Put simply, you take a risk when you put these keys anywhere that is accessible to anyone but you. How much do you trust Amazon's servers not to be compromised?
My suggestion would be to try and add as much security as you can, but keep an eye on your account, I'll generally have a cron job running to send me an email with changes to my S3 account (new files uploaded, new buckets etc etc) and from that I can tell what's going on.
There is no easy solution, it's a mix of securing each seperate layer of the System. I mean, if you use symetric encryption, the password for that has to be stored somewhere, right? or are you going to type it in every time ?
Hope this helps
My thought is to symmetrically encrypt it into a file based on a key created from local server variables. That way it's [hopefully] gibberish if someone gets a copy of the file through FTP, lost laptop with files copied, etc. The concern I have is that a skilled attacker could just upload their own script to decrypt it.
This wouldn't hurt, but ultimately it is just security through obscurity as somebody who can read the file can probably also read and reverse engineer your code. Short of typing in a password or otherwise providing a secret every time the server starts, encryption isn't going to help. It just shifts the problem to how will you protect the encryption key (which also needs to be accessible to the server)?
You have to harden and design your application and server (don't forget the OS, and remote access to the OS) so that nobody unauthorised can read the files on the system in the first place.
If you're worried about someone getting physical access to the box, concentrate on physical security to stop that happening.

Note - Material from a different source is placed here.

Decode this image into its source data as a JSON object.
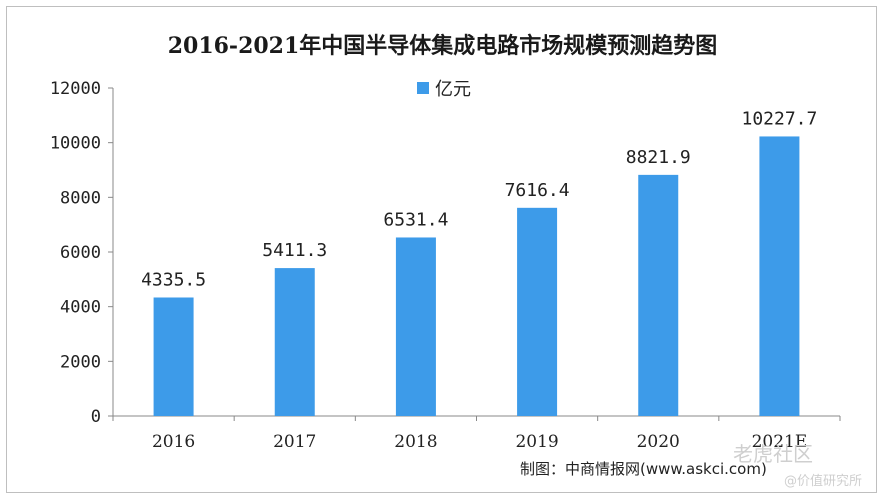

I use symmetric encryption like you suggest. When I start my server I need to give it a key to decrypt the files containing the authentication data.
Of course a hacker could do a memory dump and read the password that way but that's quite a bit tougher than reading a cleartext file. There's no perfect solution, security is always a compromise between risk and ease of use.
So server security is still the key issue, its just a question of how much security is enough. I'd suggest looking at Bastille Linux or something like that to harden your server but that's another topic altogether.